= Arthur Rank Centre =

Ecumenical christian charity

The Arthur Rank Centre is an ecumenical national charity which provides resources, training, and advocacy for rural Christians, rural churches and the communities they serve, across England and Wales. It was originally based at Stoneleigh Park in Warwickshire. before moving, and is now to be found in Barford, near Warwick.

It was established in 1972 shortly after the death of the benefactor and film producer J. Arthur Rank, who had been an active methodist teaching at Sunday schools.

The Arthur Rank Centre serves both the spiritual and practical needs of the rural community through resources for rural churches, including a comprehensive range of worship resources and rural stories. It has run a popular training course called "The Rural Mission and Ministry Course" for over 40 years, along with a more in-depth "Germinate Leadership" programme to develop rural church leaders across all Christian denominations.

Many charities have been formed and supported within the pool of the Arthur Rank Centre, including

  - The Rural Housing Trust,
  - The Farming Community Network (in partnership with the Agricultural Christian Fellowship),
  - The Rural Stress Information Network (now a part of FCN),
  - The National Churches Tourism Group,
  - The Addington Fund,
  - The Centre for Studies in Rural Ministry,
  - Eco-Congregation - now Eco-Church run by A Rocha,
  - Computers for Rural People, and
  - The National Care Farming Initiative later to become Care Farming UK and now Social Farms and Gardens (in association with Harper Adams University & The University of Essex)

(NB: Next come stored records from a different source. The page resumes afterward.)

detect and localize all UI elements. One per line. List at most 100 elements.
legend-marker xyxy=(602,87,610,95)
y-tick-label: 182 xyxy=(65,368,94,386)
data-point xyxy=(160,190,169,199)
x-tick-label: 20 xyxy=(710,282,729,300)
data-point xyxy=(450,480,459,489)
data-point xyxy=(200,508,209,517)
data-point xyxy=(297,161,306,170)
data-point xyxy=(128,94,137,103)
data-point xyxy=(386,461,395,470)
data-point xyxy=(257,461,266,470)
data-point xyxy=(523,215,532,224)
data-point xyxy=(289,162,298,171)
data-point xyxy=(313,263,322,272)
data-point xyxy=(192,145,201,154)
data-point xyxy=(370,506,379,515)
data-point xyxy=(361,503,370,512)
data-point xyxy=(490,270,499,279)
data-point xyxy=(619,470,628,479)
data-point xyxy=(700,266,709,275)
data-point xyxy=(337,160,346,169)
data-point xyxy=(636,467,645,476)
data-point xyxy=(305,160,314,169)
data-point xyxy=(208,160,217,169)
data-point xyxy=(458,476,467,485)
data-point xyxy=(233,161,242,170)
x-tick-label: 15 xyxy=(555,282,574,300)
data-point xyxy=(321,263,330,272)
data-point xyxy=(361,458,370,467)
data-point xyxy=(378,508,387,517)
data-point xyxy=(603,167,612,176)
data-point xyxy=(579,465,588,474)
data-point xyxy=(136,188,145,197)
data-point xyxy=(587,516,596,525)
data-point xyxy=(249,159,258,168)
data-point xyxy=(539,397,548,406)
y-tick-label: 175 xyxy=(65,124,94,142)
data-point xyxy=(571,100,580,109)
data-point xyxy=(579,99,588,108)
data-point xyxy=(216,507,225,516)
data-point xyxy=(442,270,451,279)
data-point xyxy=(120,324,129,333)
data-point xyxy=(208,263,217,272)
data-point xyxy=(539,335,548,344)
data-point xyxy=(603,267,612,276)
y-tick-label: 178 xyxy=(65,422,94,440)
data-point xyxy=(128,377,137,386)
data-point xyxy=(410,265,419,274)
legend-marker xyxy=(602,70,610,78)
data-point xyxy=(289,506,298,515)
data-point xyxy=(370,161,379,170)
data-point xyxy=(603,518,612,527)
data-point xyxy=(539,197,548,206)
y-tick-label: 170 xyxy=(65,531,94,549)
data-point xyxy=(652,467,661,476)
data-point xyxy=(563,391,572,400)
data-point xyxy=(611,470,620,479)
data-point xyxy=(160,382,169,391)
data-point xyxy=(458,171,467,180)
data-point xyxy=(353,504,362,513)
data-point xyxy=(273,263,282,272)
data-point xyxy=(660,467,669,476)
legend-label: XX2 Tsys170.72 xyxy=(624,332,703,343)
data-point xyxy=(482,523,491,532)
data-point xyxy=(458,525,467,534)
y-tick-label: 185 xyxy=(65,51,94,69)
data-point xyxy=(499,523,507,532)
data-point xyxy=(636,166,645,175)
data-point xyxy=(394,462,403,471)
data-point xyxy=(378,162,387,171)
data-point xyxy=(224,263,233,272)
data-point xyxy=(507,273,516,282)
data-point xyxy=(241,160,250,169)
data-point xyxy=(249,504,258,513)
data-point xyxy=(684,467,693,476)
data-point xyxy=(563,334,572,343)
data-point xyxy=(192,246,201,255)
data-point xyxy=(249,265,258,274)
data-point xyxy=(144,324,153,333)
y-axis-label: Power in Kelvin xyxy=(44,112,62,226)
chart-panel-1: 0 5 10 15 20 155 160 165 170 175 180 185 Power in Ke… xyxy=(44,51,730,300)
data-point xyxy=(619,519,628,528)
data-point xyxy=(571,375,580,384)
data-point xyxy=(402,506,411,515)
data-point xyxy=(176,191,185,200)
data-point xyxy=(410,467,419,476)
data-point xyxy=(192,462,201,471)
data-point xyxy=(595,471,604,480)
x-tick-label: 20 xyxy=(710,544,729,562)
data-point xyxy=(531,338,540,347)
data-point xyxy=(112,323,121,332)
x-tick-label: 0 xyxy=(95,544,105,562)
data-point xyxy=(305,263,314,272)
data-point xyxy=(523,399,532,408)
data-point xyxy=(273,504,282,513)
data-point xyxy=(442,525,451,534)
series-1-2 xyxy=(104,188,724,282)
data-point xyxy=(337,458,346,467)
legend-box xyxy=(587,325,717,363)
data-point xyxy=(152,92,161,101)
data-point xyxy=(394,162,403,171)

There have been various CEO's for the charity including Revd Dr Gordon Gatward (1999-2013) awarded an OBE for services to the Farming communities, and later a Lifetime Achievement award from Farmers Weekly, Jerry Marshall (2013-2018), Revd Claire Maxim (2018-2022) and presently Revd Matt Jeffrey (2022-).

For many years, the Anglican, Methodist and URC National Rural officers were based within the charity. Most recently, these posts ceased, aside from the Rural Mission and Ministry Officer for the Methodist Church.

Resources are produced regularly

For many years, the charity produced a paid for magazine known as Country Way. In 2023, this switched to an online offering known as Country Way news and can be received free of charge..

It is also a member of the Rural Coalition along with 13 other national charities and organisations.